1 cup (210g) sugar (backzucker extrafein)
3/4 cup (150g) mayonnaise (I use 80%, healthier folk might want less)
1 cup (237 ml) water
1 teaspoon vanilla (or one packet vanilla sugar)
Mix the sugar, mayonnaise, water and vanilla in a second mixing bowl. They mayo may separate a bit, but it should be fairly smooth and very liquid. Slowly add the dry ingredients to this bowl until well blended.
The upside down bit
Cherries. At least one big jar, probably more.
Cake pan Ø 24 cm
Once you have mixed up the batter, get out your pan and a couple of jars full of cherries.
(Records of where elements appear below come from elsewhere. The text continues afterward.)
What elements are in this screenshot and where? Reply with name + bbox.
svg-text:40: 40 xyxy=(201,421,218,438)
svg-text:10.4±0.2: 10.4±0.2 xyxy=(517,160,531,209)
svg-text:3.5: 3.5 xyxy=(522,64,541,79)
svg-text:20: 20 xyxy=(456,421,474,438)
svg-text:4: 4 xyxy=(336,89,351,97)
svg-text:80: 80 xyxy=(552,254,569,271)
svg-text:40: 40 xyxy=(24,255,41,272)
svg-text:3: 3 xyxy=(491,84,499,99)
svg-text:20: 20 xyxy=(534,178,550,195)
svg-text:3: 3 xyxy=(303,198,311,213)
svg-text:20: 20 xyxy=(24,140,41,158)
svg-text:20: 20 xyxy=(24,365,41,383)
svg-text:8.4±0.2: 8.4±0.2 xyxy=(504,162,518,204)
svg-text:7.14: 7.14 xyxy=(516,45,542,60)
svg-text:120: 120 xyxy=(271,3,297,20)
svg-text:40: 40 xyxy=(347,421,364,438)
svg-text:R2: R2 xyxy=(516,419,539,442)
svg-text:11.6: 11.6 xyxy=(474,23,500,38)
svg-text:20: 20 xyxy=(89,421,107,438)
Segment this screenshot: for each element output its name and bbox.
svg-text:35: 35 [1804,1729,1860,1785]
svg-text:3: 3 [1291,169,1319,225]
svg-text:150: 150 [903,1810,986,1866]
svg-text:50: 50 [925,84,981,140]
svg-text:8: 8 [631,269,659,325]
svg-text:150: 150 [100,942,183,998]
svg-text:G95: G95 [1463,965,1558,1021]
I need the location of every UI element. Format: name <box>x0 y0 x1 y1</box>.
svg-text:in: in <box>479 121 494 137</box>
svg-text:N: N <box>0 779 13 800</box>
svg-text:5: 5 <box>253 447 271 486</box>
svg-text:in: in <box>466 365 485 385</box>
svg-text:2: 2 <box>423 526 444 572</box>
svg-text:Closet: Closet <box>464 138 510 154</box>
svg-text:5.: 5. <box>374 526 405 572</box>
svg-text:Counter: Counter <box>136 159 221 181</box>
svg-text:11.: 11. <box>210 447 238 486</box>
I like using sourkirschen to provide a little bite, but for the serious sweetntooths out there you can use others if you want. The amount you will need is dependent on the size of the pan, but you want enough to completely cover the bottom. My mistake cake was partially compromised by my lack of cherries. Keeping them dense helps maintain a better top for the fudge by keeping the cake from rising through the cherries and absorbing the sauce.
After the cherries are laid out, pour your batter into the pan. I usually use a silicon form, so I haven't ever really worried about greasing the pan, and if everything works out right, you probably won't either. Otherwise grease and dust as usual, eventually using cocoa rather than flour.
The fudge sauce
1 cup (210g) sugar (I prefer Rohrzucker)
1/4 cup (32g) cocoa
1.5 cup (355ml) water
This is where it can go wrong. Well, this is where I screwed up anyway. A one to one ratio of sugar to cocoa is not a good idea. One to four in volume should be about right.
Once the batter is in the pan, mix the sugar and cocoa together and sprinkle on top of the batter. Try to cover it as evenly as possible before adding the water. Very hot should be ok, but I have had the best results with boiling.
Whatever you do, don't stir. Resist the temptation and just get it into the oven. I know it looks and seems strange to just leave the water pooled on the top, but it should eventually seep through to the bottom of the pan, leaving a crispy, slightly caramelized cocoa base and a rich chocolatey sauce on the top. Or rather the bottom.
It IS an upside down cake after all.
Bake at 175 c. 45 minutes should be about right, but I start checking the cake after 30 minutes. To test, insert a toothpick into the middle of the cake, and when it comes out clean, the cake is ready to remove from the oven.
Now for the fun part. After letting the cake cool for a few minutes, place a plate on top and flip the whole thing. If everything has worked, you should be able to easily lift the pan off the cake as oodles of chocolate sauce runs down the sides.
Serve immediately with a side of vanilla ice cream or whipped cream.